Leland received his B.A. in sociology from Brown and M.A. in history from Harvard. Leland moved to France in 1907, where he served as the principal representative of the Carnegie Institute of Washington. While in France he began work on his exhaustive Guide to Materials for American History in the Libraries and Archives of Paris. He also supervised the copying of French manuscripts relevant to the United States for inclusion in the Library of Congress. He served as the American delegate to the International Congress of Historical Sciences in 1908 and 1913. In 1909, Leland helped to organize the first Conference of Archivists and gave its keynote address. That same year, he was hired as general secretary of the American Historical Association (AHA).
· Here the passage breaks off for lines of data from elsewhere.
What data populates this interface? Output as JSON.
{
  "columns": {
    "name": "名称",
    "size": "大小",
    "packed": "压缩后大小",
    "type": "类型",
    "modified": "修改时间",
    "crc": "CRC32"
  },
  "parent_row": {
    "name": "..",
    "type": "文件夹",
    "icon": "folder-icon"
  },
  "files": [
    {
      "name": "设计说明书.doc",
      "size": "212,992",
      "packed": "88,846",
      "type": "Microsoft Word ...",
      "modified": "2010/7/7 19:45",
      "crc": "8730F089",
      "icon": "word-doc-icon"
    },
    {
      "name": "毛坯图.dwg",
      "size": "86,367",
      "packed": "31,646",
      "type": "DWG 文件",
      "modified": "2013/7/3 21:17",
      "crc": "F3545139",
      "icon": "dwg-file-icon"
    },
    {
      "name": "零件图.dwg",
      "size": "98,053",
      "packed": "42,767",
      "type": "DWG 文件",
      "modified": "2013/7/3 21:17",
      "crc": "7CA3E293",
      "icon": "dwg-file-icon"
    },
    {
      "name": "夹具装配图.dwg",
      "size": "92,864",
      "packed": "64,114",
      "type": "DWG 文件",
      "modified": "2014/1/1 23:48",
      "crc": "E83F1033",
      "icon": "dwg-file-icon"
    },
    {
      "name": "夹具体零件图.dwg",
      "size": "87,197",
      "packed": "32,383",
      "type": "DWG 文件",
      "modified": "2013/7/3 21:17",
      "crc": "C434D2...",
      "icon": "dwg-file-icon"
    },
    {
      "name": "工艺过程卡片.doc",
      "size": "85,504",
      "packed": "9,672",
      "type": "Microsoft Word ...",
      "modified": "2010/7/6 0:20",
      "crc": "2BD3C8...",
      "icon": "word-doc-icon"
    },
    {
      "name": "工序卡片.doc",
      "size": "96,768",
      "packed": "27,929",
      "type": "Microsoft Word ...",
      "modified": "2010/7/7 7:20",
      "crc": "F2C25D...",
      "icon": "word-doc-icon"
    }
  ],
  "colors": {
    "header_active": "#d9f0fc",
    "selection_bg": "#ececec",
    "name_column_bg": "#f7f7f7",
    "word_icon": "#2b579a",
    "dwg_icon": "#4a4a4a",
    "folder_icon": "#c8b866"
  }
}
In 1919, Leland served as organizing secretary of the American Council of Learned Societies, a group of six national scholarly organizations convened to represent the US in the International Academic Union. In 1927, he returned to his role after the society had grown to include twelve national professional scholarly organizations and received a major grant from the Rockefeller Foundation to provide for full-time administration. Leland transitioned to a role as director from 1939 to 1946. His leadership developed the ACLS from a loose constellation of twelve organizations recommending projects for foundation support to a stable federation of twenty-four societies with its own programs in support of scholarship. His major projects at the ACLS included sponsoring the publication of The Dictionary of American Biography (1927-1936) and the Handbook of Latin American Studies, which appeared beginning in 1935. Leland’s fundraising enabled the ACLS to distribute grants directly to scholars and to fund academic conferences. The ACLS was especially active in encouraging the development of regional area studies, including programs focusing on China, Japan, India, Iran, the Slavic countries, the Near East, and Latin America. The first volume of his Guide to Materials concerning material in libraries, appeared in 1932, and the second, on papers in the archives of the French Ministry of Foreign Affairs, in 1943. The final three volumes were never published, but the unfinished manuscripts are housed in the Leland papers at the Library of Congress.